Philadelphia's own Yards Love Stout (English stout/Oyster stout, 5% ABV) was the 8th beer of the night. This is a new favorite of mine. I bought a case of it for a party after many people telling me how great it was - they were all right. Apparently, Yards used to brew a special batch of Love Stout with actual oysters in it on Valentine's Day (as per the original recipe). We'll see if that tradition is kept up post split up of the company.
Don mixed in a good deal of history during the course of the night. He told us that home brewing was outlawed during Prohibition and reinstated only during the Carter administration. It was then that the craft brewing in America took off. Sam Adams (est. 1984) is the largest of the craft breweries and their selection of 26 beers yields a deep bench. Apparently Yuengling is right around the same size, but very much lacking in the imagination the team at Sam Adams has.
The big 10 ended up being my favorite beer of the night and the first beer by Victory I actually liked: Baltic Thunder (Baltic porter, 8.5% ABV). It had a good deal of chocolate and fruit to it and apparently made with lager yeast, but brewed in the ale method. This 22oz. bottle was from the first bottling of the run and apparently took the blending of 3 different brews to make this one. Don noted that the final incarnation of the beer would taste very different from this one and he hoped that it would stay as close to true to this bottling as possible.

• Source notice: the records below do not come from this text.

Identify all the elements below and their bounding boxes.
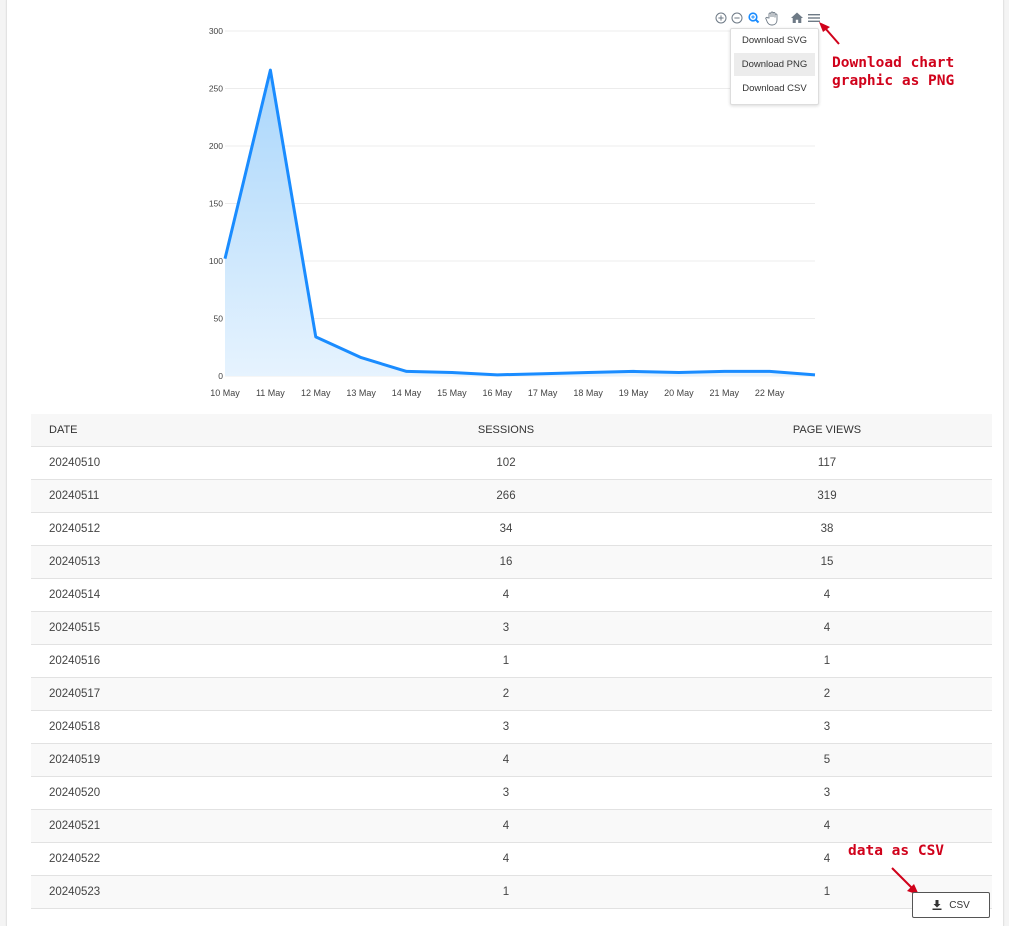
y-tick-label: 250: [209, 84, 223, 94]
table-row: 20240519 4 5: [31, 743, 992, 777]
table-row: 20240516 1 1: [31, 644, 992, 678]
table-row: 20240517 2 2: [31, 677, 992, 711]
zoom-out-icon[interactable]: [731, 12, 743, 24]
cell-page-views: 15: [662, 545, 992, 579]
table-row: 20240511 266 319: [31, 479, 992, 513]
x-tick-label: 14 May: [392, 388, 422, 398]
cell-page-views: 5: [662, 743, 992, 777]
cell-date: 20240511: [31, 479, 350, 513]
cell-date: 20240520: [31, 776, 350, 810]
cell-sessions: 16: [350, 545, 662, 579]
cell-sessions: 2: [350, 677, 662, 711]
cell-date: 20240515: [31, 611, 350, 645]
chart-export-menu: Download SVG Download PNG Download CSV: [730, 28, 819, 105]
y-tick-label: 100: [209, 256, 223, 266]
cell-page-views: 3: [662, 710, 992, 744]
cell-sessions: 1: [350, 644, 662, 678]
zoom-selection-icon[interactable]: [748, 12, 760, 24]
download-svg-item[interactable]: Download SVG: [734, 29, 815, 52]
x-tick-label: 17 May: [528, 388, 558, 398]
cell-date: 20240521: [31, 809, 350, 843]
zoom-in-icon[interactable]: [715, 12, 727, 24]
x-tick-label: 16 May: [483, 388, 513, 398]
annotation-chart-png: Download chart graphic as PNG: [832, 55, 955, 89]
cell-date: 20240510: [31, 446, 350, 480]
x-tick-label: 13 May: [346, 388, 376, 398]
cell-page-views: 4: [662, 611, 992, 645]
table-row: 20240518 3 3: [31, 710, 992, 744]
report-panel: 0 50 100 150 200 250 300 10 May 11 May 12 May 13 …: [6, 0, 1004, 926]
pan-icon[interactable]: [765, 11, 778, 26]
table-row: 20240515 3 4: [31, 611, 992, 645]
cell-page-views: 4: [662, 809, 992, 843]
download-csv-button[interactable]: CSV: [912, 892, 990, 918]
cell-sessions: 3: [350, 710, 662, 744]
download-icon: [932, 900, 942, 910]
cell-sessions: 102: [350, 446, 662, 480]
cell-sessions: 3: [350, 611, 662, 645]
x-tick-label: 20 May: [664, 388, 694, 398]
home-reset-icon[interactable]: [791, 12, 803, 24]
x-tick-label: 12 May: [301, 388, 331, 398]
y-tick-label: 150: [209, 199, 223, 209]
y-tick-label: 300: [209, 26, 223, 36]
cell-date: 20240514: [31, 578, 350, 612]
cell-date: 20240519: [31, 743, 350, 777]
header-date[interactable]: DATE: [31, 414, 350, 447]
cell-page-views: 3: [662, 776, 992, 810]
annotation-arrow-chart: [819, 22, 840, 45]
x-tick-label: 11 May: [256, 388, 285, 398]
x-tick-label: 18 May: [573, 388, 603, 398]
cell-page-views: 2: [662, 677, 992, 711]
csv-button-label: CSV: [949, 899, 970, 911]
cell-sessions: 4: [350, 578, 662, 612]
x-tick-label: 10 May: [210, 388, 240, 398]
y-tick-label: 200: [209, 141, 223, 151]
cell-page-views: 117: [662, 446, 992, 480]
table-row: 20240510 102 117: [31, 446, 992, 480]
menu-icon[interactable]: [808, 14, 820, 22]
cell-sessions: 4: [350, 743, 662, 777]
cell-page-views: 4: [662, 842, 992, 876]
report-table: DATE SESSIONS PAGE VIEWS 20240510 102 117 2…: [31, 414, 992, 909]
x-tick-label: 15 May: [437, 388, 467, 398]
table-row: 20240520 3 3: [31, 776, 992, 810]
cell-page-views: 319: [662, 479, 992, 513]
cell-date: 20240516: [31, 644, 350, 678]
cell-page-views: 1: [662, 644, 992, 678]
download-csv-item[interactable]: Download CSV: [734, 77, 815, 100]
sessions-line: [223, 68, 816, 377]
cell-page-views: 38: [662, 512, 992, 546]
cell-sessions: 266: [350, 479, 662, 513]
table-row: 20240513 16 15: [31, 545, 992, 579]
cell-date: 20240523: [31, 875, 350, 909]
cell-page-views: 4: [662, 578, 992, 612]
cell-sessions: 34: [350, 512, 662, 546]
cell-date: 20240517: [31, 677, 350, 711]
x-tick-label: 21 May: [709, 388, 739, 398]
cell-date: 20240522: [31, 842, 350, 876]
cell-sessions: 4: [350, 809, 662, 843]
table-row: 20240512 34 38: [31, 512, 992, 546]
table-row: 20240522 4 4: [31, 842, 992, 876]
table-row: 20240523 1 1: [31, 875, 992, 909]
y-tick-label: 0: [218, 371, 223, 381]
cell-date: 20240518: [31, 710, 350, 744]
cell-sessions: 1: [350, 875, 662, 909]
cell-sessions: 3: [350, 776, 662, 810]
cell-date: 20240512: [31, 512, 350, 546]
cell-date: 20240513: [31, 545, 350, 579]
header-sessions[interactable]: SESSIONS: [350, 414, 662, 447]
x-tick-label: 19 May: [619, 388, 649, 398]
x-tick-label: 22 May: [755, 388, 785, 398]
table-row: 20240514 4 4: [31, 578, 992, 612]
download-png-item[interactable]: Download PNG: [734, 53, 815, 76]
header-page-views[interactable]: PAGE VIEWS: [662, 414, 992, 447]
table-row: 20240521 4 4: [31, 809, 992, 843]
y-tick-label: 50: [214, 314, 224, 324]
cell-sessions: 4: [350, 842, 662, 876]
table-header-row: DATE SESSIONS PAGE VIEWS: [31, 414, 992, 447]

The final beer of the night was another offering from Dogfish Head: Aprihop (Fruit beer, 7% ABV). Like the name implies, it's a hoppy beer with a heavy apricot flavoring. It seemed to be above average in carbonation. The incredible apricot flavoring takes some getting used to, but it mellows out after a few sips.
I chimed in with a question as to why the breweries disappeared from Philly. I knew that Philadelphia was the brewing capital of America for sometime, but didn't understand how/why all the breweries went away. Don said that there were once about 85 breweries in town. But it was Prohibition that did them in. After Prohibition, production moved to large-scale output factories. Philadelphia's breweries simply couldn't match the output of cities like Milwaukee and St. Louis.
After everything was over, I said hello to Don and bought a copy of his book which he graciously signed for me. He also kindly sat down for a shot with all the beers sampled during the class (minus the Scarlet Lady and Love Stout which were totally cleared from the room at that point). Thank you Don.
If you're into beer or want to get more into beer, I highly recommend this class. The April 22 class seems to still have room!